A água constitui elemento importante para o funcionamento do intestino, mantém
a boca úmida, o corpo hidratado(3), além de que com o processo de
envelhecimento, a quantidade de atividade física, a função renal, as medicações
e os mecanismos homeostáticos reduzem a sensação de sede e atuam na constipação
(17). Outro fator a ser considerado é que o cuidador não deve contabilizar a
ingestão de álcool, café e chás na ingestão hídrica do idoso, devido ao efeito
diurético dos mesmos, o que poderá contribuir para um maior declínio de água
corporal total(18).
Dessa forma, e especialmente considerando a associação estatisticamente
significativa entre o consumo de água e á dependência para alimentar-se, é
necessário atenção do cuidador para estimular e favorecer o consumo de água
entre os idosos dependentes e dos profissionais de saúde para sensibilizar os
idosos quanto a importância e os benefícios deste consumo.
CONCLUSÃO
Os resultados encontrados mostram associação entre consumo alimentar e
dependência para alimentar-se em relação ao grupo de alimentos reguladores
referente ao alho e cebola e ao baixo consumo de água dos idosos. Apesar de
esses alimentos serem utilizados como tempero e, por conseguinte, não
apresentarem grande impacto no consumo alimentar e estado nutricional do idoso,
constitui preocupação e indica a necessidade de ações mais efetivas referente
ao baixo consumo de água nos idosos, oferecendo água ao longo do dia e não
substituí-la por bebidas açucaradas e produtos industrializados.
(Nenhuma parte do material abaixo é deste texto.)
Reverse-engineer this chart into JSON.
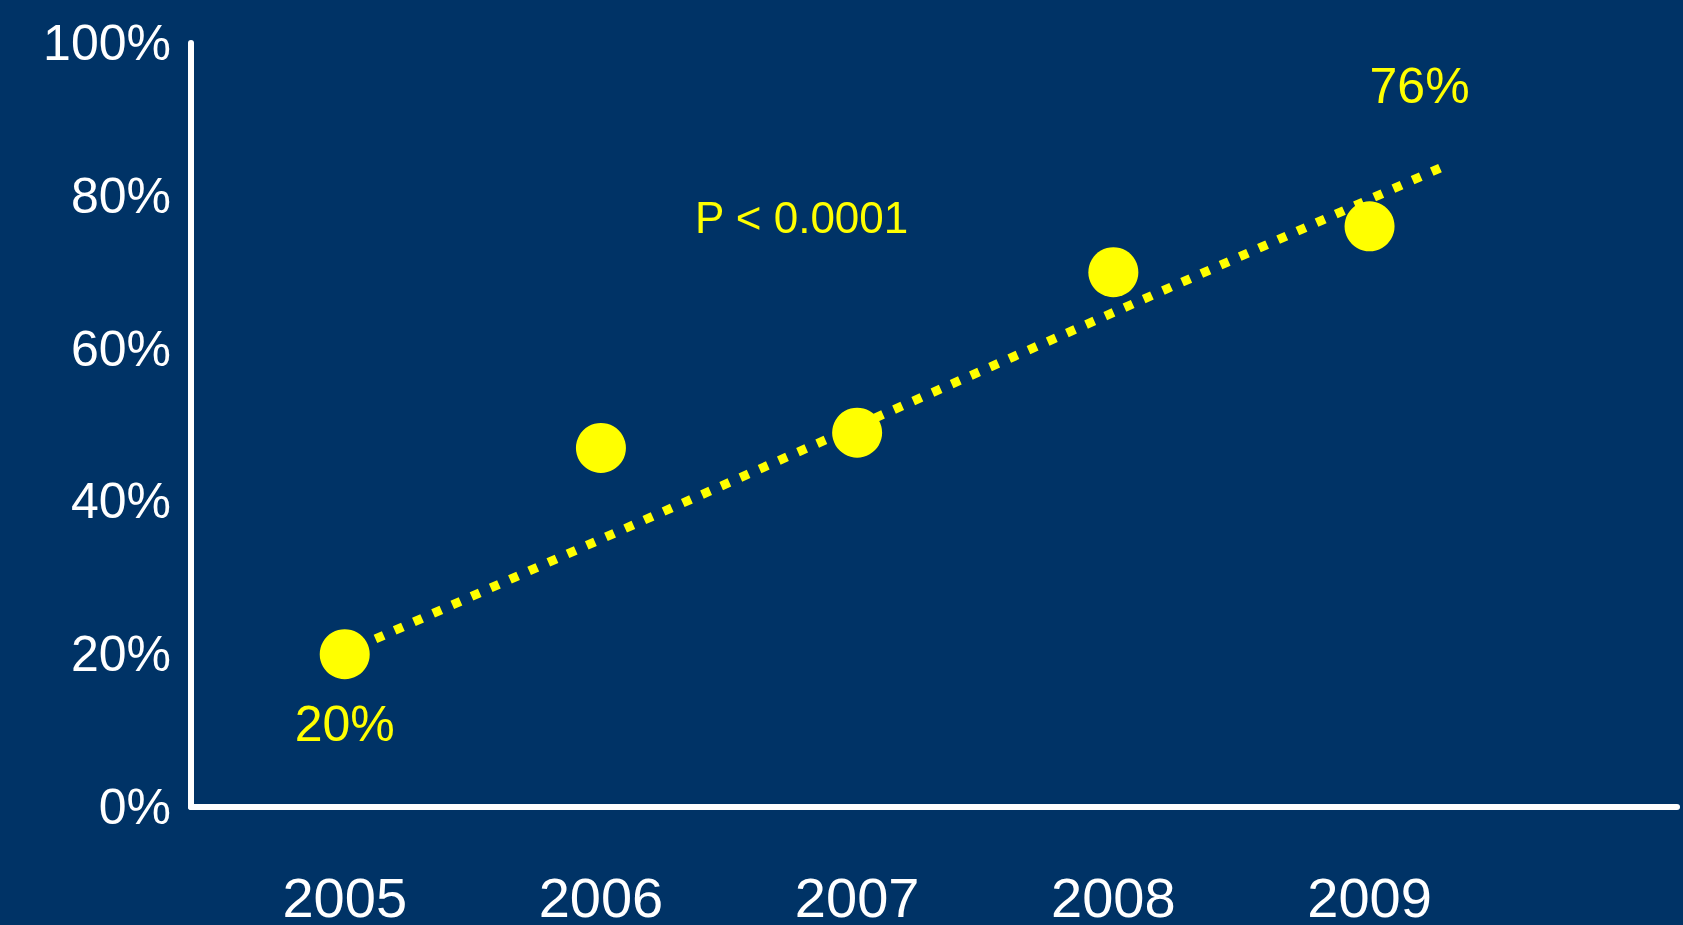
{
  "chart_data": {
    "type": "scatter",
    "x": [
      2005,
      2006,
      2007,
      2008,
      2009
    ],
    "series": [
      {
        "color": "#ffff00",
        "values": [
          20,
          47,
          49,
          70,
          76
        ],
        "value_labels": [
          "20%",
          null,
          null,
          null,
          "76%"
        ],
        "marker": "circle"
      },
      {
        "type": "line",
        "color": "#ffff00",
        "x": [
          2005.12,
          2009.3
        ],
        "values": [
          22,
          84
        ],
        "line_style": "dotted",
        "marker": "none"
      }
    ],
    "xlim": [
      2004.4,
      2010.2
    ],
    "xticks": [
      2005,
      2006,
      2007,
      2008,
      2009
    ],
    "ylim": [
      0,
      100
    ],
    "yticks": [
      {
        "value": 0,
        "label": "0%"
      },
      {
        "value": 20,
        "label": "20%"
      },
      {
        "value": 40,
        "label": "40%"
      },
      {
        "value": 60,
        "label": "60%"
      },
      {
        "value": 80,
        "label": "80%"
      },
      {
        "value": 100,
        "label": "100%"
      }
    ],
    "annotations": [
      "P < 0.0001"
    ],
    "grid": false
  }
}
É preciso ainda uma atenção mais cuidadosa em relação a alimentação dos idosos
dependentes, pois estes apresentam características peculiares que interferem na
ingestão alimentar e quando associada a deficiência na oferta de alimentos pode
repercutir negativamente no estado nutricional dos mesmos.
Como os idosos dependentes relataram menor consumo alimentar diário e hábitos
alimentares inadequados sugere-se a necessidade de orientação nutricional aos
cuidadores, pois a alimentação constitui fator fundamental para a promoção e
recuperação da saúde em todas as fases da vida, sendo imprescindível para uma
melhor qualidade de vida nos idosos.